Moreover, mastering a personal adoptive language and familiarising oneself with the universe of its speakers should be conducive to a more outward-looking attitude to the world and others, and strengthen the sense of belonging to Europe ; not at the expense of belonging to one's country or culture of origin, but in addition to it,
particularly as, in his or her relations with the speakers of the personal adoptive language, a European citizen would naturally tend to extend to them knowledge of their own country and their own culture.

[...]

For those Europeans whose mother tongue has a dominant place in the world, and we think immediately of the British, acquiring a personal adoptive language is probably even more vital than for others, given that the temptation to remain ensconced in
monolingualism is probably much stronger than elsewhere. Without a special effort to promote, from the very earliest age, the intensive learning of an additional language, the advantage which English speakers today have would rapidly become eroded, and the globalisation of their mother tongue would have an adverse effect on their competitiveness at both individual and collective levels. This paradoxical pattern of events was stressed in no uncertain terms in a recent study commissioned by the British Council.

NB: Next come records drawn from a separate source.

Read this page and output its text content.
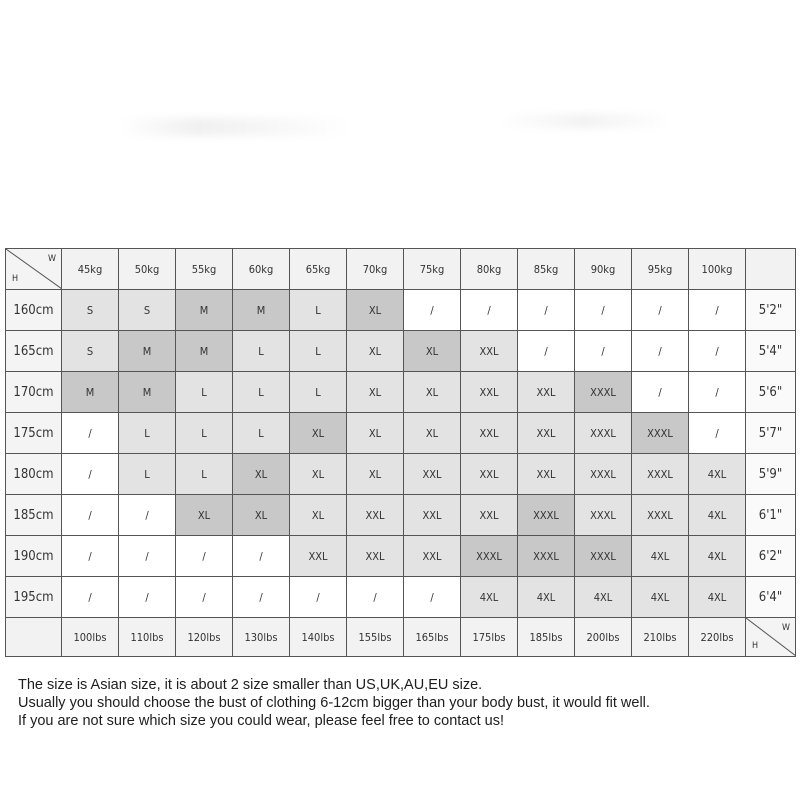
H
W	45kg	50kg	55kg	60kg	65kg	70kg	75kg	80kg	85kg	90kg	95kg	100kg	
160cm	S	S	M	M	L	XL	/	/	/	/	/	/	5'2"
165cm	S	M	M	L	L	XL	XL	XXL	/	/	/	/	5'4"
170cm	M	M	L	L	L	XL	XL	XXL	XXL	XXXL	/	/	5'6"
175cm	/	L	L	L	XL	XL	XL	XXL	XXL	XXXL	XXXL	/	5'7"
180cm	/	L	L	XL	XL	XL	XXL	XXL	XXL	XXXL	XXXL	4XL	5'9"
185cm	/	/	XL	XL	XL	XXL	XXL	XXL	XXXL	XXXL	XXXL	4XL	6'1"
190cm	/	/	/	/	XXL	XXL	XXL	XXXL	XXXL	XXXL	4XL	4XL	6'2"
195cm	/	/	/	/	/	/	/	4XL	4XL	4XL	4XL	4XL	6'4"
	100lbs	110lbs	120lbs	130lbs	140lbs	155lbs	165lbs	175lbs	185lbs	200lbs	210lbs	220lbs	H
W
The size is Asian size, it is about 2 size smaller than US,UK,AU,EU size.
Usually you should choose the bust of clothing 6-12cm bigger than your body bust, it would fit well.
If you are not sure which size you could wear, please feel free to contact us!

It might perhaps be worth stressing here that some Europeans should obviously choose English as their personal adoptive language, following the example of Joseph Conrad who was of Polish mother tongue, had French as a language of international communication, and became one of the greatest writers of the English language. It is important for English to retain and consolidate the eminent place it holds as a language of culture rather than being straitjacketed in the role of instrument of global communication, a flattering but detractive role, and one which is potentially a factor of impoverishment.


How many languages do you know? What is (would be) your personal adoptive language?